Come ci faceva intuire il sacco immerso nel fango ritrovato all’inizio della storia, questo è il racconto di un abisso svelato. Di zone e luoghi oscuri, di vite cancellate, abusate, distrutte. Di esistenze perse ad inseguire sé stessi, nel vano tentativo di dare uno scopo e una ragione a ciò che non riesce ad averlo. Una rappresentazione nella quale è in particolare l’universo femminile ad essere protagonista e dove in generale le questioni di genere contano. Devono essere affrontate. E su tutto, ovviamente, la famiglia. Quella desiderata, quella celebrata, quella che si rappresenta all’esterno, ma che spesso nasconde al proprio interno molti lati oscuri. E, ancora di più, dentro la famiglia, questo è anche un romanzo sull’infanzia negata, rubata. La storia di figli che anziché essere educati da genitori finiscono per essere loro a educarli.

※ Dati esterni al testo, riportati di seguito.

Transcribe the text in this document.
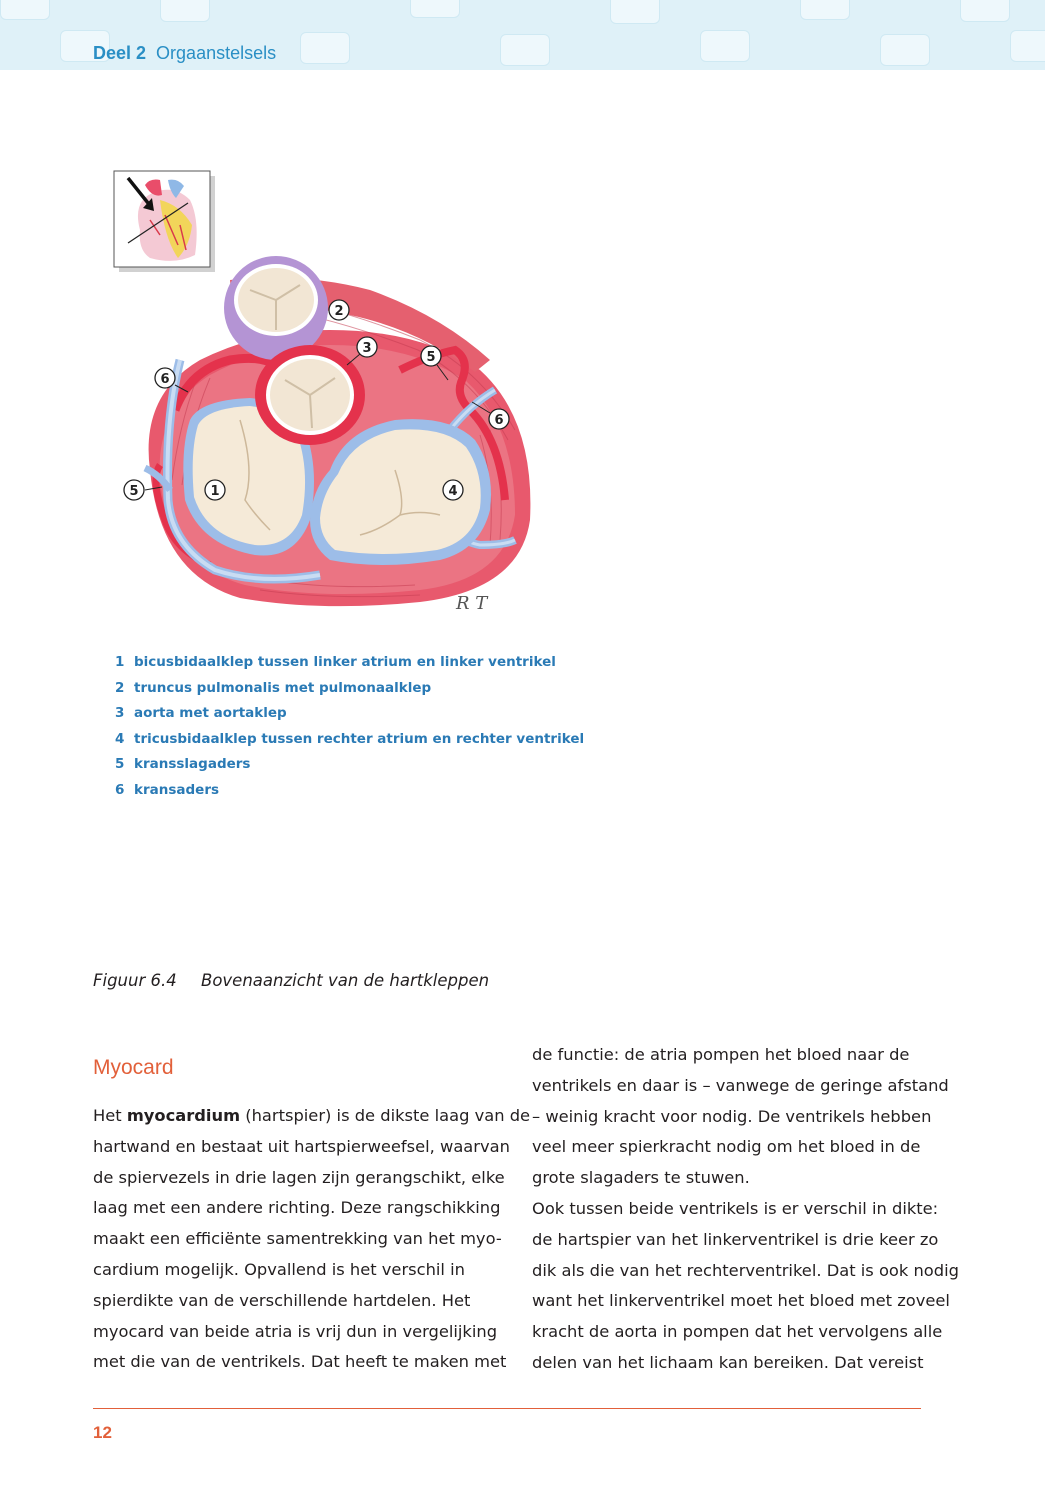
Deel 2 Orgaanstelsels
1
2
3
4
5
5
6
6
RT
1 bicusbidaalklep tussen linker atrium en linker ventrikel
2 truncus pulmonalis met pulmonaalklep
3 aorta met aortaklep
4 tricusbidaalklep tussen rechter atrium en rechter ventrikel
5 kransslagaders
6 kransaders
Figuur 6.4 Bovenaanzicht van de hartkleppen
Myocard
Het myocardium (hartspier) is de dikste laag van de
hartwand en bestaat uit hartspierweefsel, waarvan
de spiervezels in drie lagen zijn gerangschikt, elke
laag met een andere richting. Deze rangschikking
maakt een efficiënte samentrekking van het myo-
cardium mogelijk. Opvallend is het verschil in
spierdikte van de verschillende hartdelen. Het
myocard van beide atria is vrij dun in vergelijking
met die van de ventrikels. Dat heeft te maken met
de functie: de atria pompen het bloed naar de
ventrikels en daar is – vanwege de geringe afstand
– weinig kracht voor nodig. De ventrikels hebben
veel meer spierkracht nodig om het bloed in de
grote slagaders te stuwen.
Ook tussen beide ventrikels is er verschil in dikte:
de hartspier van het linkerventrikel is drie keer zo
dik als die van het rechterventrikel. Dat is ook nodig
want het linkerventrikel moet het bloed met zoveel
kracht de aorta in pompen dat het vervolgens alle
delen van het lichaam kan bereiken. Dat vereist
12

Effettivamente, molti aspetti di questa vicenda potrebbero far pensare a una tragedia. Ma non è proprio così. Perché se lo cerchiamo bene, dentro una storia di fango, veleni e orrori, c’è anche un piccolo lumicino della speranza. Lo scoviamo negli affetti ritrovati, nelle riconciliazioni inaspettate, nei gesti coraggiosi e generosi di chi si sacrifica per gli altri. Di chi scopre che la vita non ha senso se non insieme agli altri, quelli con cui si sta bene, quelli che vale la pena chiamare “famiglia”. Mi sovviene una frase celebre che diceva qualche anno fa un grande uomo: “Sortirne insieme è la politica, sortirne da soli è l’avarizia“. Mi viene in mente perché credo che, forse, in fondo, proprio questo è il messaggio che ci vuole lasciare la Jewell. Per quanti abissi noi si possa sperimentare, alla fine, con l’aiuto degli altri, possiamo sempre rinascere.